Gibson, Hollywood star-cum-producer and devout Catholic, did not even
bother to ask Malaysia, home to 25 million people, for approval to screen
his film in local cinemas. He and his distributors assumed the mainly Muslim
nation would ban it.
But after an appeal to the prime minister by local churches keen to see
the graphic movie about Christ's crucifixion, the censors have finally
cleared it -- but for Christian eyes only.
Just over half of Malaysia's population follows Islam, which forbids
flesh-and-blood portrayal of holy figures and says Jesus, a prophet in the
Muslim faith, was neither crucified nor the Son of God. Christians make up
about 9% of the population.
Details of how tickets will be sold have yet to be worked out but they
will not be available over the counter and the box-office hit will not be
advertised. Instead, churches are likely to become ticket outlets, taking
bookings for private screenings at commercial cinemas.
But the censor's decision to bar non-Christians from seeing the film has
drawn fire from at least one Muslim commentator, writing in the New Straits
Times, a newspaper that normally reflects government thinking.
Columnist Rose Ismail suggested Islamic clerics in Malaysia feared The
Passion of The Christ could lead some Muslim viewers to convert to
Christianity. To her, the viewing restrictions reflected a lack of
confidence.
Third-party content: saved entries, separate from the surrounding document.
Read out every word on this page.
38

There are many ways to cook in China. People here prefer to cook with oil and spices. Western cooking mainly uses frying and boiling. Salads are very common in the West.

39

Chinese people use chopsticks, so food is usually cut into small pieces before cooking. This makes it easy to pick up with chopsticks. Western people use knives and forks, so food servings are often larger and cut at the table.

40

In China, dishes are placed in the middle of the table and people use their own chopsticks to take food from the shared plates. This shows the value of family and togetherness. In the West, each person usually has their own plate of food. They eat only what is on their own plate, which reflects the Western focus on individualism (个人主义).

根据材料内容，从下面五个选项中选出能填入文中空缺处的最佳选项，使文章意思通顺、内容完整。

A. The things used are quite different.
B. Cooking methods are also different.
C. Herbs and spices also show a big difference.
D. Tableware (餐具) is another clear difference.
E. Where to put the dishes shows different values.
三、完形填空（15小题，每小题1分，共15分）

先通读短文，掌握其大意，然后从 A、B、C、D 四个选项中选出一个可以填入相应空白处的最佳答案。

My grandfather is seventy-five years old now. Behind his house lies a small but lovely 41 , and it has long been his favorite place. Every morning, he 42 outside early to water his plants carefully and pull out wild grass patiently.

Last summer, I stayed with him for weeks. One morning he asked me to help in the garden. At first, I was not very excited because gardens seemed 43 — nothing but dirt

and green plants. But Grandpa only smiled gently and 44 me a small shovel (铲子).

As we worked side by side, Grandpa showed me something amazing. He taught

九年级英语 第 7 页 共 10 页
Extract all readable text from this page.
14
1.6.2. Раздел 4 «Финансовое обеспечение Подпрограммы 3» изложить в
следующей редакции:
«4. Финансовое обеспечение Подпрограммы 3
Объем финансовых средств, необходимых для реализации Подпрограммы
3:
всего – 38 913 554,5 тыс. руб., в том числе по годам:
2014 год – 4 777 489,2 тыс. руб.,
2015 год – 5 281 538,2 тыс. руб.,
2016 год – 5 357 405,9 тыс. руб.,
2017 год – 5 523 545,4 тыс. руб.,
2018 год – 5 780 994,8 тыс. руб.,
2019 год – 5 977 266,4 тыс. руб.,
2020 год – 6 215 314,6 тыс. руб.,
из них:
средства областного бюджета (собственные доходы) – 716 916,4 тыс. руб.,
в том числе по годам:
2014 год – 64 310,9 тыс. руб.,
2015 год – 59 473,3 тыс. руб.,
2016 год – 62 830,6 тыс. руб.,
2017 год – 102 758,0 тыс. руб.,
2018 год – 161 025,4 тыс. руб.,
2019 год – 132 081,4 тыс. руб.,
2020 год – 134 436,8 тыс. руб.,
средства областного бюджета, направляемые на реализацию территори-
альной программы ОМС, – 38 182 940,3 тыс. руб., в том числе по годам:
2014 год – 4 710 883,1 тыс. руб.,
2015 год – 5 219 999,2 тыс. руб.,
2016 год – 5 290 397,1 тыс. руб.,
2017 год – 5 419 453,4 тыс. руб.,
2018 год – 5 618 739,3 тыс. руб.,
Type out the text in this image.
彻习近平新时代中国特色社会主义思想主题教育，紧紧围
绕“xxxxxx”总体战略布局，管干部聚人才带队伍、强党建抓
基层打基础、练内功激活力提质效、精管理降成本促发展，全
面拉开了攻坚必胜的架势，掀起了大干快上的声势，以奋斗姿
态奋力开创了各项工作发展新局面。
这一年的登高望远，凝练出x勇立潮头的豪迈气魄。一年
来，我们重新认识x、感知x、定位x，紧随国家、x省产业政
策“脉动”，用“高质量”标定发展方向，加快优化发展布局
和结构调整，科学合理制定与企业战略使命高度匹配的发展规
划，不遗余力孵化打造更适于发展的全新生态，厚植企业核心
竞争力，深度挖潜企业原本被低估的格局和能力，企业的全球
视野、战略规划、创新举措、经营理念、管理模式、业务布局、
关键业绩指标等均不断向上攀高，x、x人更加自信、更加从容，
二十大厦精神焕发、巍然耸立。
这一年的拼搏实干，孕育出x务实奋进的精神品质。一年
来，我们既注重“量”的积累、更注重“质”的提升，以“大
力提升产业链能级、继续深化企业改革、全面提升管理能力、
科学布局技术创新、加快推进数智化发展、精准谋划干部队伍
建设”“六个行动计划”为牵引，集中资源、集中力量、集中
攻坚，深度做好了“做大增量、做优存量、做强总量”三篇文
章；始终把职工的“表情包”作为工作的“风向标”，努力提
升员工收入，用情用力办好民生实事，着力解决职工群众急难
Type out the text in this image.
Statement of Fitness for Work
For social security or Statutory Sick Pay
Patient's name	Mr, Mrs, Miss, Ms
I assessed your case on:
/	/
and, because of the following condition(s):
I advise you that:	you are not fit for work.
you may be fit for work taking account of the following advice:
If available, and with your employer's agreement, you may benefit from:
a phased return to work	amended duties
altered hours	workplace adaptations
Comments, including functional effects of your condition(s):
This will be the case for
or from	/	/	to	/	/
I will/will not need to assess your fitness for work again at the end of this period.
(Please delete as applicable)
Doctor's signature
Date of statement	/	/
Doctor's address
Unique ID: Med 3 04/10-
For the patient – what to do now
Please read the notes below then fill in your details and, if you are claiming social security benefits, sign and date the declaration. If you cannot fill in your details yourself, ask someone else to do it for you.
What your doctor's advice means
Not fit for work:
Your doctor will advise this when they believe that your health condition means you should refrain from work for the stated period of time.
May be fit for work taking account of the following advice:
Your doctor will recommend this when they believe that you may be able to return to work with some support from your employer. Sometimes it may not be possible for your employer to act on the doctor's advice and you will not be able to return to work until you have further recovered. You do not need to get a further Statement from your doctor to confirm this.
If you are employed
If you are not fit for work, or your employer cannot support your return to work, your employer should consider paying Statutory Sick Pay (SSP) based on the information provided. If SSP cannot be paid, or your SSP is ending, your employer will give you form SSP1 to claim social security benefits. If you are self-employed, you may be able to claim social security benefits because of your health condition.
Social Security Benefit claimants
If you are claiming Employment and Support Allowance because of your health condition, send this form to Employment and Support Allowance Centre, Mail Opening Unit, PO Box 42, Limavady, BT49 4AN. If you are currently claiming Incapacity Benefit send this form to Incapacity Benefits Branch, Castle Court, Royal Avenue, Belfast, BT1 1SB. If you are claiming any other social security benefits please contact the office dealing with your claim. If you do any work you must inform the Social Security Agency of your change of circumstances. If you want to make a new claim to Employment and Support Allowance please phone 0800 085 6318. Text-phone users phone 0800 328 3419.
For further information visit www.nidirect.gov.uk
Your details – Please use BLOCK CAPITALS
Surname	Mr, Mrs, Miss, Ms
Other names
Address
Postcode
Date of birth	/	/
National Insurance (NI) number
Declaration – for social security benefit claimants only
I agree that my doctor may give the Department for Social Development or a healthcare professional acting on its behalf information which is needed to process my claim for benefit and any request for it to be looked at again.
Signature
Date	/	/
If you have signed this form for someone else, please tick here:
The ban implies that Malaysian Muslims' devotion to Islam is tenuous and
shallow; that we are easily seduced by religious beliefs, she wrote.
In neighbouring Indonesia, censors took a different approach, authorising
its general release but cutting some violent shots.
Even in parts of the Middle East, Gibson's tribute to the suffering of
Christ was aired -- largely thanks to a Jewish outcry over the film that
appeared to have encouraged Arab governments to break censorship rules.